Mau veut ramener les moas à la vie, Colossal fabrique des coquilles d'œufs artificielles

JAKARTA - Les moas ont disparu il y a environ 600 ans. Mais la société biotechnologique Colossal Biosciences affirme avoir pris des mesures pour les ramener: des coquilles d'œufs artificielles.

Selon le rapport du Guardian, cité vendredi 22 mai, le système a été utilisé pour élever des poulets. Colossal esperé que la technologie pourra être agrandie pour élever des oiseaux de la taille d’un moa.

Le Moa est un oiseau géant originaire de Nouvelle-Zélande qui ne peut pas voler. Il peut mesurer plus de 3 mètres de haut. Il pèse plus de 200 kilogrammes.

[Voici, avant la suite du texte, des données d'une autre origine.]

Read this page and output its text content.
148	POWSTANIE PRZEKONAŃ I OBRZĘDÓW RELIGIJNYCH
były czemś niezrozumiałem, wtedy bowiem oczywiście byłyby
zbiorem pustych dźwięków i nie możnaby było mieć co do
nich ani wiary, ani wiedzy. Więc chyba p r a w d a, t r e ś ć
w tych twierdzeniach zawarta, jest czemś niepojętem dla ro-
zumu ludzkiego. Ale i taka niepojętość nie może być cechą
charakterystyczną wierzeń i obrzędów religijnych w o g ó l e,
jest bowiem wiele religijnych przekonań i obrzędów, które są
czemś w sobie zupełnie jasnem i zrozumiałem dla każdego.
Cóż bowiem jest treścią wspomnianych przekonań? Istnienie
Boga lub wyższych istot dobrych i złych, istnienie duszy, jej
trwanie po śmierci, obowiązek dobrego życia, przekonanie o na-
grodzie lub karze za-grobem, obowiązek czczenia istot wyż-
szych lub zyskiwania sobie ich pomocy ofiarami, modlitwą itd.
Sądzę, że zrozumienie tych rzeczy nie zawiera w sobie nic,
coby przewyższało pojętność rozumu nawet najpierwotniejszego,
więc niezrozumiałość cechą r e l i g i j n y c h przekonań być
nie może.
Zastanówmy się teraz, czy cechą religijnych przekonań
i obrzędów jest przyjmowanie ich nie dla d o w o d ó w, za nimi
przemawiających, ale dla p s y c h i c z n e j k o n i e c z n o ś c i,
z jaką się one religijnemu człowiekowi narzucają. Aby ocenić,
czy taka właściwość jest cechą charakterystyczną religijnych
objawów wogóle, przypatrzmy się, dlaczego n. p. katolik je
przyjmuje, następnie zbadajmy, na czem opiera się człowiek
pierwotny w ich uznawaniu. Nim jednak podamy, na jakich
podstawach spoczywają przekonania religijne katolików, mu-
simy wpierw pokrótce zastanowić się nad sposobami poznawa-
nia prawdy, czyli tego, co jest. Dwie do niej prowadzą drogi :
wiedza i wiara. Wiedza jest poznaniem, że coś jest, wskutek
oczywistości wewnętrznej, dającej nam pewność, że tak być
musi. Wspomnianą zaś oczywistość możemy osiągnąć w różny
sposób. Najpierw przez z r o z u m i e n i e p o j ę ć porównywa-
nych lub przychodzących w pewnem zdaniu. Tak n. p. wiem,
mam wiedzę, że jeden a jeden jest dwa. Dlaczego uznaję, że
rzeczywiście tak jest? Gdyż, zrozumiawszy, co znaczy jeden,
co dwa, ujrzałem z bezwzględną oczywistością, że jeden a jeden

Son œuf est plus gros que celui de n'importe quel oiseau vivant aujourd'hui.

Ce projet fait partie du domaine de la dé-extinction, c'est-à-dire le rétablissement de l'espèce disparue avec l'aide de la technologie génétique et de la reproduction.

« Nous avons créé un nouveau système de culture sans coquille, entièrement évolutif et biologiquement précis », a déclaré le directeur de la biologie Colossal, le professeur Andrew Pask.

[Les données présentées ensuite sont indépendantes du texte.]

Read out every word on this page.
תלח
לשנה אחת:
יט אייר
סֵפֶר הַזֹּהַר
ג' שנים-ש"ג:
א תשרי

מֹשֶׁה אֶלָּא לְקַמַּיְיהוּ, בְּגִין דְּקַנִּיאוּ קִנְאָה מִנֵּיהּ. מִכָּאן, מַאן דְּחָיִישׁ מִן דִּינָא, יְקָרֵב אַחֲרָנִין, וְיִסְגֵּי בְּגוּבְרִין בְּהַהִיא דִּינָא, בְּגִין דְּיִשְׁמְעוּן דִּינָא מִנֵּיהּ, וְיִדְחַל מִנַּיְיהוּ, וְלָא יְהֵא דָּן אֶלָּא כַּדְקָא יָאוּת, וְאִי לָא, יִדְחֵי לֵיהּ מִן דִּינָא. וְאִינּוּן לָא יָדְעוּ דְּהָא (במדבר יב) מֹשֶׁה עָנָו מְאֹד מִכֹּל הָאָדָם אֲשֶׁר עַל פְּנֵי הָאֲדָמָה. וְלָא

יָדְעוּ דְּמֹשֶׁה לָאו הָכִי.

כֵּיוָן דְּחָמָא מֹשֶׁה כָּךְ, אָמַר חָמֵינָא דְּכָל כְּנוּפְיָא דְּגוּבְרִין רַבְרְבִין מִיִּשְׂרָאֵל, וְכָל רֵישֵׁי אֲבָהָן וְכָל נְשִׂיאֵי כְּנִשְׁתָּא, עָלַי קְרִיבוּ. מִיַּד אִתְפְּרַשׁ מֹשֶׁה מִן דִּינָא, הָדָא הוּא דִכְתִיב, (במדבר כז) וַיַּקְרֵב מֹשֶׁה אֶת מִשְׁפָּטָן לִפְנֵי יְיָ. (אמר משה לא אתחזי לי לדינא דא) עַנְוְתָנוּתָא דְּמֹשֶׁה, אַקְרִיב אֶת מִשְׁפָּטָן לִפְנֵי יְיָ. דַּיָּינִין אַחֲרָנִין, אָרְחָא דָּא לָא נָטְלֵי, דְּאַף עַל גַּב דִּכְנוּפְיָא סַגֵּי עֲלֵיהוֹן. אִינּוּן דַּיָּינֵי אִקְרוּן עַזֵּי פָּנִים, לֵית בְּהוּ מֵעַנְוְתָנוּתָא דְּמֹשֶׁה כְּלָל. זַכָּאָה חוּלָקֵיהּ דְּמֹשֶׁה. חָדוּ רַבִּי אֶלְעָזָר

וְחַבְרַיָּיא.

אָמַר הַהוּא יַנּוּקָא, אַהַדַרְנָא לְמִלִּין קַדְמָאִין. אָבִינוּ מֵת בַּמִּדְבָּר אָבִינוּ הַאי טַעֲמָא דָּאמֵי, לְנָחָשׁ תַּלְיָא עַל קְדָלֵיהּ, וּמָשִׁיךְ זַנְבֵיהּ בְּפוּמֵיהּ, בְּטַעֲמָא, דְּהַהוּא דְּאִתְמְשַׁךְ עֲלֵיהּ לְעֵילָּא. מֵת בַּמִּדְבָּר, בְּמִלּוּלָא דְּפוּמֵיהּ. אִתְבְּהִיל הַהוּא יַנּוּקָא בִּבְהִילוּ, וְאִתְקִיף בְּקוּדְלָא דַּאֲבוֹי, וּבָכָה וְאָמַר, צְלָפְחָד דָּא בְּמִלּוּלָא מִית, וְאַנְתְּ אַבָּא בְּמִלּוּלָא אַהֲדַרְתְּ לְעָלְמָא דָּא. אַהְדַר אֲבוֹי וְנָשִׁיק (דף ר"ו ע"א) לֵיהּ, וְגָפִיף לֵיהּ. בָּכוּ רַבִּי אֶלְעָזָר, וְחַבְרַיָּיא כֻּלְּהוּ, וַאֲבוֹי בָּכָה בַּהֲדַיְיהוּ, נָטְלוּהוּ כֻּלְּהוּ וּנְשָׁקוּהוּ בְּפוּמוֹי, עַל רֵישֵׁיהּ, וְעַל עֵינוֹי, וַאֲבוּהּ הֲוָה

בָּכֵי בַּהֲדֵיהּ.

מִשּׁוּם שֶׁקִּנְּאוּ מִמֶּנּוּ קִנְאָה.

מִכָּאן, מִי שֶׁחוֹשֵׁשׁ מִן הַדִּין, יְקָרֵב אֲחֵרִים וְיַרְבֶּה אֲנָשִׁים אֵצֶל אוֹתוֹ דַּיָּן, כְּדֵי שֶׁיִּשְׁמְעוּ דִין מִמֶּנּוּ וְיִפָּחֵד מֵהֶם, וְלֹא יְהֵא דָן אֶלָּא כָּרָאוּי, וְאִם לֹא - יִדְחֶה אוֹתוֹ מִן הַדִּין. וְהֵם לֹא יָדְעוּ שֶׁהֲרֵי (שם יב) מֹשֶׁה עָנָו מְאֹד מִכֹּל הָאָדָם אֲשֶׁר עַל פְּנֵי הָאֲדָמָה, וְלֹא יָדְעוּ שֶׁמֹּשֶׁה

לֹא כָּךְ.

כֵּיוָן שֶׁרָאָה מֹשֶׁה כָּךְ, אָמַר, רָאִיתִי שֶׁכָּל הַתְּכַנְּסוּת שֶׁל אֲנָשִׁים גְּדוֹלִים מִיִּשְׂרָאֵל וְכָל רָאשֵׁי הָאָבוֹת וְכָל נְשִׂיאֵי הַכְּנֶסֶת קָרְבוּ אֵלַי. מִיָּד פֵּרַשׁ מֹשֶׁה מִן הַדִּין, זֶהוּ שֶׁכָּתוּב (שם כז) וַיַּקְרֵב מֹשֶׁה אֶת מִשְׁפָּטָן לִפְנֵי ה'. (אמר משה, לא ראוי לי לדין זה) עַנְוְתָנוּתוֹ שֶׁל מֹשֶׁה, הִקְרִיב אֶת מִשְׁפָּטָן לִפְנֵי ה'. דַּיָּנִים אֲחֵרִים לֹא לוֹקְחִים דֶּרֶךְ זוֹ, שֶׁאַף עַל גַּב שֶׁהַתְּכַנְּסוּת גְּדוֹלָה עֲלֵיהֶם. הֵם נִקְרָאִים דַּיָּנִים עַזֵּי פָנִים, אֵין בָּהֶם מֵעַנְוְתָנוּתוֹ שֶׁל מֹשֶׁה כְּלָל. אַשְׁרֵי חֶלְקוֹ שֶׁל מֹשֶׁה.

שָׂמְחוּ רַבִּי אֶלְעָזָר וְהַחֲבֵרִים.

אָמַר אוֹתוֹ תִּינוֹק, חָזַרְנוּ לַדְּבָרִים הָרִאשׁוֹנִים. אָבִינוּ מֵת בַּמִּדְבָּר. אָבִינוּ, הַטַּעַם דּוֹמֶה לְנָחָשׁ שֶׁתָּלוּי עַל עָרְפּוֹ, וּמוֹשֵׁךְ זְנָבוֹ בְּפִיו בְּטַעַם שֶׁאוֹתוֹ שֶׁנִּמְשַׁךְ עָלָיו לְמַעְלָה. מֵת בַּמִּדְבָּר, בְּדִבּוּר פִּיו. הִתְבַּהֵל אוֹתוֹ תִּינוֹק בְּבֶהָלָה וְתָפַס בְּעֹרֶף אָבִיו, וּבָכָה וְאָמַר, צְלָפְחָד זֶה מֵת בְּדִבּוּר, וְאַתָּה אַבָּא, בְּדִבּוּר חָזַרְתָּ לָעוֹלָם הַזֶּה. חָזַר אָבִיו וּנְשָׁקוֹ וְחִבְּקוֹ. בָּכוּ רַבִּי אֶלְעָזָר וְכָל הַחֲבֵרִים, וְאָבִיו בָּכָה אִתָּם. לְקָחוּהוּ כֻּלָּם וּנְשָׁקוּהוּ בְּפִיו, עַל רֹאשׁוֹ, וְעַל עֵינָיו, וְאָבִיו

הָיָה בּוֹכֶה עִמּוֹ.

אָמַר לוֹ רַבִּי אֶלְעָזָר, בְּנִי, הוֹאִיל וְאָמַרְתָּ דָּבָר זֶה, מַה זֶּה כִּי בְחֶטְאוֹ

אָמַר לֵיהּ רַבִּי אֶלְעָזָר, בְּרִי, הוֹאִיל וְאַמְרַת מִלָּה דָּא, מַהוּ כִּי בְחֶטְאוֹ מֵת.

Cependant, cette affirmation n’a pas impressionné tous les scientifiques. Parce que l’annonce a été faite seulement par le biais d’une pressé communiqúe. Les détails des données scientifiques sont toujours limites.

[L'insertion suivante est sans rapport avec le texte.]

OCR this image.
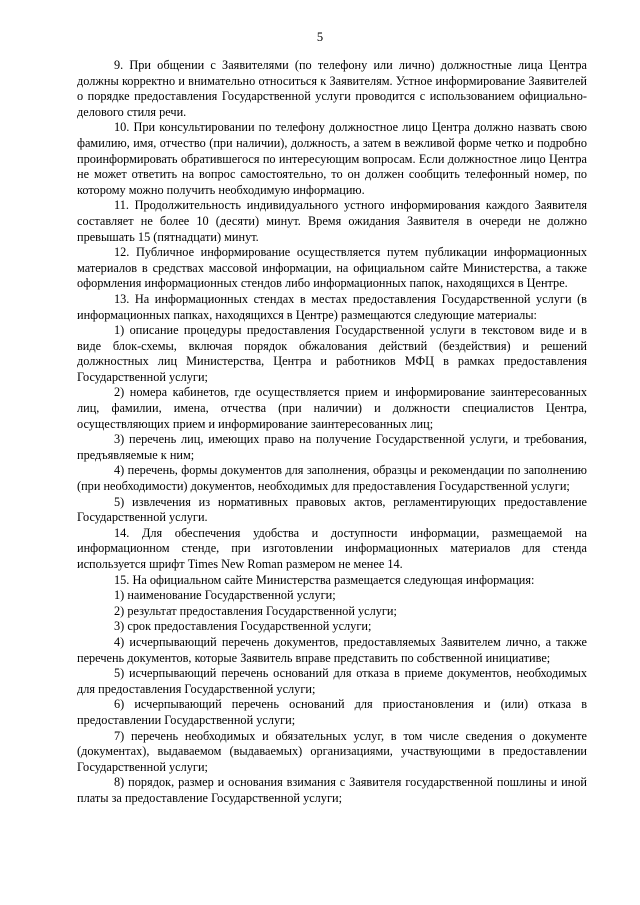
5

9. При общении с Заявителями (по телефону или лично) должностные лица Центра должны корректно и внимательно относиться к Заявителям. Устное информирование Заявителей о порядке предоставления Государственной услуги проводится с использованием официально-делового стиля речи.

10. При консультировании по телефону должностное лицо Центра должно назвать свою фамилию, имя, отчество (при наличии), должность, а затем в вежливой форме четко и подробно проинформировать обратившегося по интересующим вопросам. Если должностное лицо Центра не может ответить на вопрос самостоятельно, то он должен сообщить телефонный номер, по которому можно получить необходимую информацию.

11. Продолжительность индивидуального устного информирования каждого Заявителя составляет не более 10 (десяти) минут. Время ожидания Заявителя в очереди не должно превышать 15 (пятнадцати) минут.

12. Публичное информирование осуществляется путем публикации информационных материалов в средствах массовой информации, на официальном сайте Министерства, а также оформления информационных стендов либо информационных папок, находящихся в Центре.

13. На информационных стендах в местах предоставления Государственной услуги (в информационных папках, находящихся в Центре) размещаются следующие материалы:

1) описание процедуры предоставления Государственной услуги в текстовом виде и в виде блок-схемы, включая порядок обжалования действий (бездействия) и решений должностных лиц Министерства, Центра и работников МФЦ в рамках предоставления Государственной услуги;

2) номера кабинетов, где осуществляется прием и информирование заинтересованных лиц, фамилии, имена, отчества (при наличии) и должности специалистов Центра, осуществляющих прием и информирование заинтересованных лиц;

3) перечень лиц, имеющих право на получение Государственной услуги, и требования, предъявляемые к ним;

4) перечень, формы документов для заполнения, образцы и рекомендации по заполнению (при необходимости) документов, необходимых для предоставления Государственной услуги;

5) извлечения из нормативных правовых актов, регламентирующих предоставление Государственной услуги.

14. Для обеспечения удобства и доступности информации, размещаемой на информационном стенде, при изготовлении информационных материалов для стенда используется шрифт Times New Roman размером не менее 14.

15. На официальном сайте Министерства размещается следующая информация:

1) наименование Государственной услуги;

2) результат предоставления Государственной услуги;

3) срок предоставления Государственной услуги;

4) исчерпывающий перечень документов, предоставляемых Заявителем лично, а также перечень документов, которые Заявитель вправе представить по собственной инициативе;

5) исчерпывающий перечень оснований для отказа в приеме документов, необходимых для предоставления Государственной услуги;

6) исчерпывающий перечень оснований для приостановления и (или) отказа в предоставлении Государственной услуги;

7) перечень необходимых и обязательных услуг, в том числе сведения о документе (документах), выдаваемом (выдаваемых) организациями, участвующими в предоставлении Государственной услуги;

8) порядок, размер и основания взимания с Заявителя государственной пошлины и иной платы за предоставление Государственной услуги;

Colossal a également provoqué une controverse par le passé en prétendant ramener à la vie le dire wolf, un parent du loup éteint, et son ambition de ramener les mammouths poilus.

Techniquément, les poussins peuvent être élevés à partir d’oeufs artificiels. Cependant, leur taux de vie est toujours limité. L’un des obstacles est l’approvisionnement en oxygène.

Colossal a déclaré que son système utilise une membrane de silicène. Cette membrane peut acheminer de l’oxygène à la memè vitesse que la coquille d’oeuf d’un poussin.

« Cela semble impressionnant, mais c’est parce que c’est un communiqué de presse », a déclaré le Dr Louise Johnson, généticienne évolutionniste de l’Université de Reading.

« Je suis impatient de plus amples détails lorsqu’ils seront publiés. Cependant, jusqu’à ce qu’il y ait un article peer-reviewed, mes commentaires d’expert sur ce sujet sont tout simplement comme commenter une publicité YouTube », a-t-il dit.

Le défi de la moa est bien plus complexe que celui du poulet. On estime que les oeufs de moa sont 80 fois plus gros que ceux de poulet et environ huit fois plus gros que ceux d'émeu. Cette taille rend impossible à un oiseau vivant aujourd'hui de devenir un parent de remplacement.

Un autre problème concerne l’ADN. Avec le temps, l’ADN est endommagé et brisé. Par conséquent, il est impossible de reconstruire complètement le génome du moa.

Dans le cas du dire wolf, Colossal a modifié 20 gènes chez le loup gris pour qu'il ressemble plus au dire wolf. Mais il est encore loin d'une réplication génétique intégrale.

Des questions éthiques se posent également. Carles Lalueza-Fox, directeur du Musée des sciences naturelles de Barcelone et spécialiste de la restauration de l'ADN, s'interroge sur la finalité de ce genre de projet.

« Il est légitime de se demander si il est écologique de concevoir à nouveau certains oiseaux modernes pour qu’ils ressemblent superficiellement aux moas, et quel sort les attendrait alors », a-t-il dit.

Il s'est également demandé si les animaux génétiquement modifiés seraient libérés sur l'île du Sud de la Nouvelle-Zélande.

Selon Lalueza-Fox, des projets comme le mammouth, le dire wolf et maintenant le moa montrent un mélange de progrès scientifiques et de publicité qui peuvent être trompeurs. Il estime que de tels réclamations doivent être lues dans le contexte des intérêts commerciaux des entreprises privées.